Unlike the low tech business operation that I’ve described here, software is a different kettle of fish. In software, we often see a situation where unavoidable dependencies get hardened and cemented into a tightly coupled, brittle system.
Such an arrangement is unfortunate, since it paints the business operation, that relies on automation, into a very unpleasant corner. A business may wish to change the course and better manage the process of automation, but the hardened Big Ball of Mud prevents it from doing so.
That situation illustrates the alarming issue of relying on hard-wired dependencies while not having any available options.
Once that happens, the organization becomes anti-agile. It stalls, it cannot progress. Next thing, it gets outpaced by the competition. It is therefore of paramount importance for businesses to be able to manage their high tech dependencies.
How to manage high tech dependencies?
Software development is tough, and the tendency is to alleviate that hardship by leveraging the code other teams have accomplished. That tendency also leads to the hardening of the dependencies. That hardening happens surprisingly quickly; before we know it, we have cemented our dependencies. Once that happens, our system becomes brittle, meaning it discourages change. Once we find ourselves in a situation where change is discouraged, we cease to be agile.
Any time we find ourselves in the predicament where we are apprehensive of making changes to the system, what we find missing is the ability to have configurable dependencies. Having dependencies in our system is pretty much unavoidable, but being in a situation where those dependencies are not configurable is completely avoidable.
What will configurable dependencies buy us? Simply put, having configurable dependencies will buy us the ability to exercise options. Being in the position to exercise options means our automation processes are flexible.

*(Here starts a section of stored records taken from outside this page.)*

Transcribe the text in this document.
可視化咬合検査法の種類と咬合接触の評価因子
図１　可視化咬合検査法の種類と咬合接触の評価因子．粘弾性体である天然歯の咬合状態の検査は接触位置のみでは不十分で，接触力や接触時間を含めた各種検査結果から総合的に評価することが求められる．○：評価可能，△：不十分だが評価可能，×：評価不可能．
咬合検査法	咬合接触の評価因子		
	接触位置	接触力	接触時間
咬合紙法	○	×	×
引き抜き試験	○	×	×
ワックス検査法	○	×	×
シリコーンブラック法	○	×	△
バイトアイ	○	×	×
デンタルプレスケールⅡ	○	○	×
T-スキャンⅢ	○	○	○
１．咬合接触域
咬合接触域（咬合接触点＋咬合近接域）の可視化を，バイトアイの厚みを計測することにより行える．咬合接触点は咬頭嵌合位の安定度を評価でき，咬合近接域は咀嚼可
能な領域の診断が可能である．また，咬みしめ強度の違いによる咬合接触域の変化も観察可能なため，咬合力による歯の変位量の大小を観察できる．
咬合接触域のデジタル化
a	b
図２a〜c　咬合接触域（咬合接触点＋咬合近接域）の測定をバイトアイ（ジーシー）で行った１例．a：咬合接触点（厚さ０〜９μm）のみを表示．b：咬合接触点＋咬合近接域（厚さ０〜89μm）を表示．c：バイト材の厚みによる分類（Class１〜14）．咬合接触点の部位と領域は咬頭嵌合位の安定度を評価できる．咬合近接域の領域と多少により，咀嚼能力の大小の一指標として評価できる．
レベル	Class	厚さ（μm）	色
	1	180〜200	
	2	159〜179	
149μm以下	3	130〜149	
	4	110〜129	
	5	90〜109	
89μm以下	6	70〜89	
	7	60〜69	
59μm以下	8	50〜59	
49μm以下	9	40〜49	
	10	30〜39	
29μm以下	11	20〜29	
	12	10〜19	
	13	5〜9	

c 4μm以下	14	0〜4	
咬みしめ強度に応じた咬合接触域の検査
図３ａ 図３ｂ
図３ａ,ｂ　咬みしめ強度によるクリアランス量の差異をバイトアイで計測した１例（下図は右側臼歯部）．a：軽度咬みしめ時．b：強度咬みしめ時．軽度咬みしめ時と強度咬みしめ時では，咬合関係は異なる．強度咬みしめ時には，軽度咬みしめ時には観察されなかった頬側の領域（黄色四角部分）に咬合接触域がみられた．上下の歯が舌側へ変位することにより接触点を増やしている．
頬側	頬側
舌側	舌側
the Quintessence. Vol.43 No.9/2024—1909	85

Configurable dependencies mean that our dependencies are swappable. We should be able to swap any dependencies. Why? Because we are opportunistic, and are always on the lookout for improving our system. What used to be a very useful dependency may suddenly become a burden, or we may discover equally useful dependency that is much easier/cheaper to utilize. At that point, we should be able to simply swap the old dependency for the new one.
Alas, that is easier said than done. Many organizations get elated upon discovering a better, more reliable, less expensive dependency, but when they try to ditch the old one and plug in the new one, the system breaks. And that causes a lot of trepidation.
So, how do we enable our system to provide the much desired plug-and-play dependencies? At this point we don’t know any better model than Alistair Cockburn’s Hexagonal Architecture. Following Alistair’s model, we can easily enable our system to allow for plugging/unplugging various dependencies (i.e., we are free to entertain various options). We can achieve that without disrupting the processing logic that is governed by the business policy rules.
Technologies are volatile
Various technologies come and go. Only 20 years ago no one could’ve predicted smartphones, let alone the plethora of IoT devices. No one has the crystal ball, and not being able to see into the future, we cannot tell what surprisingly novel and unanticipated technical devices may arrive in our midst.
But our systems must be ready to turn on a dime and embrace these new technologies. We need to be able to leverage the improvements. Instead of being stuck as a hostage of some anachronistic tech and depending on the whims of third party vendors, we should design our systems to be flexible, resilient, easy to improve, easy to manage.
Hexagonal Architecture enables us to grow our system in any direction we find suitable while remaining open for swift and low-risk improvements.